If we were having a real debate on the issues facing this nation, then McCain’s health care plan would most likely be laughed off the stage. Instead, even as the fallout from the Wall Street casino binge has laid bare the fallacy of conservative economic policy, we’re being told to make big bets in a health care casino dressed as a Potemkin village of universal coverage-lite. And when McCain says, “I won’t raise your taxes,” no one in the media interrupts and asks, “But, Mr. McCain, what about your tax increase on employer-provided health care?”

That must stop. This is one lipstick-on-a-pig example that deserves a real reality check and a serious debate.

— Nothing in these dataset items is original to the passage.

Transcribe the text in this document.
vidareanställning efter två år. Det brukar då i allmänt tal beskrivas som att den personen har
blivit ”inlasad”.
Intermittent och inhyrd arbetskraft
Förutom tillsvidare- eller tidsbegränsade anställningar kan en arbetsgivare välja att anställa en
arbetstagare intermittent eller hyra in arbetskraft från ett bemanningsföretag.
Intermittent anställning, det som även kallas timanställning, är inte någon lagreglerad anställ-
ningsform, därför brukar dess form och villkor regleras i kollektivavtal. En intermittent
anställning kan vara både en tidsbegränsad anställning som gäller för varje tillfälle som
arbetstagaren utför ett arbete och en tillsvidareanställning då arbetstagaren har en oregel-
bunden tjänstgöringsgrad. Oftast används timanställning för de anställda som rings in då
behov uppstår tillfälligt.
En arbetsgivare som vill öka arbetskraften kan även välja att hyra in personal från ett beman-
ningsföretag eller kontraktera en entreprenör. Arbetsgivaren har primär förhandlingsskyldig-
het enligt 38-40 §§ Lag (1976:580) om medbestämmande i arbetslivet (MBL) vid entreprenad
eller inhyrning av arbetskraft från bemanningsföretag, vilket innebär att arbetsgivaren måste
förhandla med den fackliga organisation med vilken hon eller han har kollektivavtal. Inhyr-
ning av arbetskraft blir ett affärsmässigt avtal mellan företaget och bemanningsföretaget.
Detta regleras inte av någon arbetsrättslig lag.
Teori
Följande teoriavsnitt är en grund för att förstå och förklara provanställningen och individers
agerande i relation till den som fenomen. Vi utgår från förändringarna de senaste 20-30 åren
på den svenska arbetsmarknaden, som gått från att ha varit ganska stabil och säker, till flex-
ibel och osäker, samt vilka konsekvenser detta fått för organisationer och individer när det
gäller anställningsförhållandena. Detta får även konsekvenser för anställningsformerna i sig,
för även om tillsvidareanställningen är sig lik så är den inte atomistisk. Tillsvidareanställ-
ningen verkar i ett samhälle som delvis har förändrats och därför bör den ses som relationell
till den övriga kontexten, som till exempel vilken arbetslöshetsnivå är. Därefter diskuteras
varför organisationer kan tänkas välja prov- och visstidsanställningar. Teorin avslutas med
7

UPDATE: Leo Gerard, the president of the United Steelworkers Union, posted a critical piece on The Huffington Post this week that does what I’m calling for. He’s run the numbers:

The value of the typical plan provided by an employer to a family is $12,106, of which the employer pays $8,824, and the worker pays the remaining $3,282. The median household income is $44,389, which places most American families in the 15 percent income tax bracket.

McCain wants to add the employer’s cost — an additional $8,824 — to that middle class family’s income, then tax it. The hit to the average family is 15 percent of the McCain-added income — $1,323 more in income taxes.

He concludes: “McCain is traveling to states like Michigan, Ohio and Pennsylvania, hard hit by the economic devastation caused by eight years of Bush administration fiscal policy failures. At each stop, McCain is sucking up the middle class—as if his administration wouldn’t cost workers dearly. He needs to stop lying to America’s workers.”